The study, from the non-profit Center for Political Accountability, claims that 14 members of the S&P 500 have adopted “clear policies that prohibited the use of corporate assets to influence elections and asked third parties not to use company payments for election-related purposes.” Among them are some real surprises (at least to me) – like Wall Street giant Goldman Sachs, big defense contractor Northrup Grumman, energy kingpins Hess and Schlumberger, and IBM from the tech sector. (The full list is on p. 56.)

Just as important, the authors state that since 2015, “there has been a steady rise in the number of S&P 500 companies that have placed prohibitions on election-related spending.” Specifically, the study reports, between 2015 and so far in 2021, the number of these large, publically held companies that has stopped what the Federal Election Commission calls “independent” expenditures (spending for or against specific candidates not made in coordination with any such candidates or their representatives or political parties) has more than doubled – from 83 to 176.

As for companies barring non-independent spending on candidates, parties, and committees, they’ve increased from 84 to 136. Companies no longer contributing to “527 groups” (see here for the definition) are up from 65 to 118. Businesses that have had it with spending for or against various ballot measures have increased from 50 to 75. Those not contributing to organizations responsible for triggering the flow of “dark money” into American politics now number 71, versus 31 in 2015, and the growth in the number not even funding trade associations is from 20 to 47.

The Center attributes these trends mainly to business’ mounting reluctance to expose themselves to backlash from customers and shareholders for taking political stances in the current national environment of “unrest and angry political conflict” and “hyper-partisan politics.” The report adds that one reason companies feel more vulnerable is that many have been making public ever more information about their political and policy spending.

That greater transparency is definitely welcome. But I’m happier about the overall pullback in political spending. Not that all such activities are intrinsically concerning (much less should be outlawed). After all, if Big Businesses are being affected by existing public policies, or are bound to be, why shouldn’t they be able to argue their case to politicians and the public (especially when they make such lobbying, and the funding it requires, public)?

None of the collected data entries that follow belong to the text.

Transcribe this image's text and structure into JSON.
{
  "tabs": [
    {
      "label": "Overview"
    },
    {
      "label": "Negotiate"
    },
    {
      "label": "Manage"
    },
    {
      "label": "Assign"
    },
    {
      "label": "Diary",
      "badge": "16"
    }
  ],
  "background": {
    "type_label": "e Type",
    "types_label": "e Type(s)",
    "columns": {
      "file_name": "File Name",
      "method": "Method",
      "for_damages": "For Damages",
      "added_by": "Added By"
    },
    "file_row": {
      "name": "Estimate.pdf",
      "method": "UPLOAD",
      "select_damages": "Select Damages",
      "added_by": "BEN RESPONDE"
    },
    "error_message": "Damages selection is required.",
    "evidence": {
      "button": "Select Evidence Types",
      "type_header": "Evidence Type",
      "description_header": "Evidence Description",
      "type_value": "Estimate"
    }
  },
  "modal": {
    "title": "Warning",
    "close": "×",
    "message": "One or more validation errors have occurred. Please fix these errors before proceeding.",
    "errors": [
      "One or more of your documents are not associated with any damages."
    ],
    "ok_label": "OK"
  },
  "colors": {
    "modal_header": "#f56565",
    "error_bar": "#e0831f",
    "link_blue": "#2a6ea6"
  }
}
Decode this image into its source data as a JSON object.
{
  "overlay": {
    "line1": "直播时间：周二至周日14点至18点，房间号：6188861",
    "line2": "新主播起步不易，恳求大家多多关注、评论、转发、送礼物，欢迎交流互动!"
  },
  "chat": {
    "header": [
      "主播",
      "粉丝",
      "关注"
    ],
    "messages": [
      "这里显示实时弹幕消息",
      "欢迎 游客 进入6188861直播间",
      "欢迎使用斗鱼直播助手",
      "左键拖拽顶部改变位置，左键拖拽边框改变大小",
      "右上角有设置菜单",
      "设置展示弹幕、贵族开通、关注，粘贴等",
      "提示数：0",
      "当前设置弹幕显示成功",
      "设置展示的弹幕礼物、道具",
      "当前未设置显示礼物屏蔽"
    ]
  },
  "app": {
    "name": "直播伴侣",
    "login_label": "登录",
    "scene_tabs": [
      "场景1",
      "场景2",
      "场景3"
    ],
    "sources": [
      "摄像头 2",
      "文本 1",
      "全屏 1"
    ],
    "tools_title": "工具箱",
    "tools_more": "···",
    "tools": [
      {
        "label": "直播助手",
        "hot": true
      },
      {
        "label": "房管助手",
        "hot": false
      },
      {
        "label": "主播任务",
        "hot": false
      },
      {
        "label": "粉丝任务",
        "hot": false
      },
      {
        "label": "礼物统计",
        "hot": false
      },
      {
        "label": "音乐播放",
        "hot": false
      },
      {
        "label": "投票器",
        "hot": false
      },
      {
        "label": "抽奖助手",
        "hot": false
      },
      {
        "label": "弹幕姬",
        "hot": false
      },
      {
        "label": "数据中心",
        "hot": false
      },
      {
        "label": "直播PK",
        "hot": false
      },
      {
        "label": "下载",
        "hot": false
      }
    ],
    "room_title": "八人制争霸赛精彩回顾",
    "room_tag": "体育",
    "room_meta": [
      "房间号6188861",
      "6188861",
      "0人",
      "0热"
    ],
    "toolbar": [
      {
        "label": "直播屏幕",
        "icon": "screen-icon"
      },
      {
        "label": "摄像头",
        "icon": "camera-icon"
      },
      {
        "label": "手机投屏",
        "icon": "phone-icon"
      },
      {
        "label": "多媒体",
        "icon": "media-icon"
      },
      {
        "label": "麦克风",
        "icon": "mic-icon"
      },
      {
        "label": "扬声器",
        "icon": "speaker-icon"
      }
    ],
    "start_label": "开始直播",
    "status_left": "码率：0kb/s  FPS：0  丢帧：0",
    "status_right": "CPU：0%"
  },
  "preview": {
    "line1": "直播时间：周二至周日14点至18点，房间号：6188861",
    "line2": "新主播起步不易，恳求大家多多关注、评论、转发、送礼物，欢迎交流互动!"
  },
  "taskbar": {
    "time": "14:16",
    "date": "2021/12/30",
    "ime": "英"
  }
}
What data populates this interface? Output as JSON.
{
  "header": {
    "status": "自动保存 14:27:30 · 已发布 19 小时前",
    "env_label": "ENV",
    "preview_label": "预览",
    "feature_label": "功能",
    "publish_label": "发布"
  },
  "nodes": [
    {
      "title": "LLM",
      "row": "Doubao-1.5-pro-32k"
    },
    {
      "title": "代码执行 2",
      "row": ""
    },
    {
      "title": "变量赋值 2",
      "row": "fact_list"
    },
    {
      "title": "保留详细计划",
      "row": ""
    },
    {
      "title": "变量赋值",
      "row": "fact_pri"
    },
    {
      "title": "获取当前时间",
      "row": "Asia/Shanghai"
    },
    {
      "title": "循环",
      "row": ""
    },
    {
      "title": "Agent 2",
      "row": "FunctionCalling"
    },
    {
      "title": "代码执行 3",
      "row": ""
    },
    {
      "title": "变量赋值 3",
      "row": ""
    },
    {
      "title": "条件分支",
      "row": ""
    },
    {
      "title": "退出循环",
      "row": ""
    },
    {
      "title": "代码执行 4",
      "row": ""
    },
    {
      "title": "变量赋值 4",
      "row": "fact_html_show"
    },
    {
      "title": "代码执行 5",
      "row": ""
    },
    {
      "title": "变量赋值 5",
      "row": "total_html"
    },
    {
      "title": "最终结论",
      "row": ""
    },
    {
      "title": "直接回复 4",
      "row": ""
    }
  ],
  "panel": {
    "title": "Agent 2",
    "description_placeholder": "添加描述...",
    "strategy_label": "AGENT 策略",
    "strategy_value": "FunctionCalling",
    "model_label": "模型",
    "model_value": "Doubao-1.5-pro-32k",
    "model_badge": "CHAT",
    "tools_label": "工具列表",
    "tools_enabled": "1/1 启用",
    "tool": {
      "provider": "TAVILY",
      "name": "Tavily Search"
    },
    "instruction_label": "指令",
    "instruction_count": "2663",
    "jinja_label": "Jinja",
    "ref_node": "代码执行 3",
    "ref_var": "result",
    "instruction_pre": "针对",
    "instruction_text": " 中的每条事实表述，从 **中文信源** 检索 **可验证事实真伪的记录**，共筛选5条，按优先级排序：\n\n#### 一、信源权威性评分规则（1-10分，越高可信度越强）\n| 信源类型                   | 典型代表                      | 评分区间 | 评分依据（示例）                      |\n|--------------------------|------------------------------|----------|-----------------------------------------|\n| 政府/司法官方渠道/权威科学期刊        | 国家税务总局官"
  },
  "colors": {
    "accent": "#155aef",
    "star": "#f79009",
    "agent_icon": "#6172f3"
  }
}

As the study also makes clear, however, although fewer Big Businesses are engaged in political and policy spendings, many more keep opening their coffers. Moreover, the report doesn’t say anything about actual corporate spending levels. In theory, although fewer big companies are contributing resources, those that still are may be spending much more. So it’s not like the corporate sector’s influence is going to be eliminated, or even close, any time soon.

But despite the legality and/or legitimacy of corporate money in politics and policy, there can’t be any reasonable doubt that these enormous resources give companies the kind of power that most individuals – and most other interest groups – can’t hope to match.

Therefore, I can’t help but believe that the less corporate actors putting their thumbs on the scales throughout Washington, D.C. and state and local capitols, the fairer and more representative our politics and government will be – and that the Center for Political Accountability’s findings are an especially terrific Thanksgiving gift.